Maxime Dalle le montre (cf. chapitres IX à XII) : le SIDA aura été pour Guibert (comme pour Guy Hocquenghem ?), malgré lui, en même temps qu’une catastrophe, une sorte d’accomplissement personnel et littéraire, d’ascèse non choisie mais vécue avec rigueur, lui permettant, par la souffrance physique et le combat contre celle-ci, dans la certitude d’une mort rapide, d’aller au bout d’un chemin – ou d’inventer ce chemin ? Guibert, Dalle le rappelle, a eu peu recours à l’imaginaire ; comme pour Montaigne, c’est lui-même, dans sa corporéité, la matière de son œuvre ; il se regarde, s’ausculte, se dénude, se dissèque, avant et surtout après la révélation de sa séropositivité, dans un balancement constant, ainsi que l’indique le titre de son seul film, entre la pudeur et l’impudeur, comme si (en une époque prise de vertige, croirait-on, suite à l’effilochage de contraintes morales séculaires et l’irruption d’une maladie terrifiante) une vérité (littéraire et personnelle) ne pouvait être atteinte, ou conquise, qu’au prix de l’examen et de la narration sans concession d’une décrépitude.
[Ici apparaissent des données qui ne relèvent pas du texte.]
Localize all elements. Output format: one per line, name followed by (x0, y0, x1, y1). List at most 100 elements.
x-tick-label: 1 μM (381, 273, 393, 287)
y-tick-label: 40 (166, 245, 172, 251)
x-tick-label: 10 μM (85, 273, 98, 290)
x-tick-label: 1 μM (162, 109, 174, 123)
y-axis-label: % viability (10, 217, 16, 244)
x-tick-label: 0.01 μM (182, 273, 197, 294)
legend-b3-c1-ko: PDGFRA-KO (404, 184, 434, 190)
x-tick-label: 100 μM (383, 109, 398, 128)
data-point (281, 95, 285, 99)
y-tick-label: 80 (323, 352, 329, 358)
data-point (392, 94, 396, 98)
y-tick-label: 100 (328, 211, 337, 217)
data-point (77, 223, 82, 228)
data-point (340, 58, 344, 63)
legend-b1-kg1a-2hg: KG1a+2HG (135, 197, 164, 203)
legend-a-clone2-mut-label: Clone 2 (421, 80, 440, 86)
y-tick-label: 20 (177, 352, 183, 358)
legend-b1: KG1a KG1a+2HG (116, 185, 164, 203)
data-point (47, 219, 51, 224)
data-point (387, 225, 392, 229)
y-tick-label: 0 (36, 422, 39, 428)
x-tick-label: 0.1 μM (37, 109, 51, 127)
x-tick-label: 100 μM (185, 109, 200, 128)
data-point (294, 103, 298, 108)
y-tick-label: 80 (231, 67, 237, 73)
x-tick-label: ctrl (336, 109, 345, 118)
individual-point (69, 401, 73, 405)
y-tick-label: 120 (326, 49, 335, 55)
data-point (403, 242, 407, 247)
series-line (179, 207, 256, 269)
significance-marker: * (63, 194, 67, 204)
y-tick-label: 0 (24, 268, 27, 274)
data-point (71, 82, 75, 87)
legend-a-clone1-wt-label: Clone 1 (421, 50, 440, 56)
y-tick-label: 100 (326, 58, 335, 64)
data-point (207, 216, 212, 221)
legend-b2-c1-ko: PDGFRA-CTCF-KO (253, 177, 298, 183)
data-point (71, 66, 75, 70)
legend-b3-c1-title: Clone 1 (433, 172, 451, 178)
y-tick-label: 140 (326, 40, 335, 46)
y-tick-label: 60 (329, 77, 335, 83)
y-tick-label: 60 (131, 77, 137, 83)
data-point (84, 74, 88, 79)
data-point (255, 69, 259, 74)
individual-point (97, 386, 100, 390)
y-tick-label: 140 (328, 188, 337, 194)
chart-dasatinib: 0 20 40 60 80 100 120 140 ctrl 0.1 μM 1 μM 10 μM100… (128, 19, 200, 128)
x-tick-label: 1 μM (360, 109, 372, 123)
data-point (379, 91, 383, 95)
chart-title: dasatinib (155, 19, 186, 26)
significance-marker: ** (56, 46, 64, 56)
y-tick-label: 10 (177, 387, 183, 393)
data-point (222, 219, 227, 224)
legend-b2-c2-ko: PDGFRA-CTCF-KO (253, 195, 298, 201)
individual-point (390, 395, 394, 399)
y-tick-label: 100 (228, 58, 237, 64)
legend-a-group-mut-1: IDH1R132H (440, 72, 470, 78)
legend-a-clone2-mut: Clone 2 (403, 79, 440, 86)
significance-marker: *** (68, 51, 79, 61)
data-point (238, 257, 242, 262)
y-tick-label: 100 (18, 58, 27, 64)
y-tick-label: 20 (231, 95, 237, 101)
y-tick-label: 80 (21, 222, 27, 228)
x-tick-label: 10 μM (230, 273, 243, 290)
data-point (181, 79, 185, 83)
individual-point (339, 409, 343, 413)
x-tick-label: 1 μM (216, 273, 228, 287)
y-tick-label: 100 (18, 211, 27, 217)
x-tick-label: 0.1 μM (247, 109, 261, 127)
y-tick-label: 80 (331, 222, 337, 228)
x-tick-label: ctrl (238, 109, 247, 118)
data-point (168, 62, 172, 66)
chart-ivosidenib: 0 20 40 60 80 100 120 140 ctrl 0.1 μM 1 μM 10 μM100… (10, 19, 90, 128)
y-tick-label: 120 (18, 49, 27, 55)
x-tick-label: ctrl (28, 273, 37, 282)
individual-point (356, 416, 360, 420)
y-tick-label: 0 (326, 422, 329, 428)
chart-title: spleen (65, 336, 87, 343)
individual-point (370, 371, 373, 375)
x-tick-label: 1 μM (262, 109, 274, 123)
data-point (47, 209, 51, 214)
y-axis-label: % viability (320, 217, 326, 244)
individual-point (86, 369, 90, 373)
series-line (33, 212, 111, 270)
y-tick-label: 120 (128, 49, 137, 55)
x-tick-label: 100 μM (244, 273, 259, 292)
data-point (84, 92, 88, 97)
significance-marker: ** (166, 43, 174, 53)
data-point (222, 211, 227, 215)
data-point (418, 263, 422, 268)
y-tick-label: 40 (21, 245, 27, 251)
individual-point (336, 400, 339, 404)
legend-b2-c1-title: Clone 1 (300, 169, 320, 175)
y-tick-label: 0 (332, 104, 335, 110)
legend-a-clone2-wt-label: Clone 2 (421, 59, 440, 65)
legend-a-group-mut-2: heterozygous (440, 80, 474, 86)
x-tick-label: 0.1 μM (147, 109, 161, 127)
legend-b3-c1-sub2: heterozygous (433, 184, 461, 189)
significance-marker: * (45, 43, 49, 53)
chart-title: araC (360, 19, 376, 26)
L’essai de Dalle construit sur de brefs chapitres clairs et ciselés, se lit avec plaisir ; il est urgent de s’y plonger ; il nous incite à revenir à Guibert ; il nous le rend plus proche ; il le ranime et nous fait comprendre à quel point il a marqué, par sa présence et par ses mots, ceux qu’il a croisés. Il nous interroge : quelle dette avons-nous envers Guibert et des écrivains de sa génération tels Christophe Bourdin, Pascal de Duve, Jean-Baptiste Niel, frappés comme lui par le SIDA ? Qu’ont-ils à nous dire dans la période réactionnaire et néo-puritaine que nous traversons ? En quoi les avons-nous trahis ? En quoi pouvons-nous leur demeurer fidèles, et l’on songera à ce propos à Gilles Sebhan, par exemple, et bien sûr à Philippe Mezescaze ? (3).
Maxime Dalle, né en 1989, a dirigé deux revues, Raskar Kapac et Phalanstère, audacieuses autant qu’élégantes et éclectiques, qui ont remis en lumière certains infréquentables (Mishima, Monfreid, Augiéras, Hocquenghem, justement). Avec Dans les braises d’Hervé Guibert, il rend hommage, non sans panache, à un autre de ses « mauvais sujets » favoris, dont grâce à lui la trace continue de brûler.
Patrick Abraham
(1) Les Editions de Minuit, 1989
(2) Gallimard, 1987
(3) Lire absolument Deux garçons (Mercure de France, 2014). Mezescaze, né en 1952, fut le premier partenaire amoureux de Guibert à La Rochelle ; dernier roman paru, Les jours voyous (même éditeur, 2021), chroniqué dans cette revue.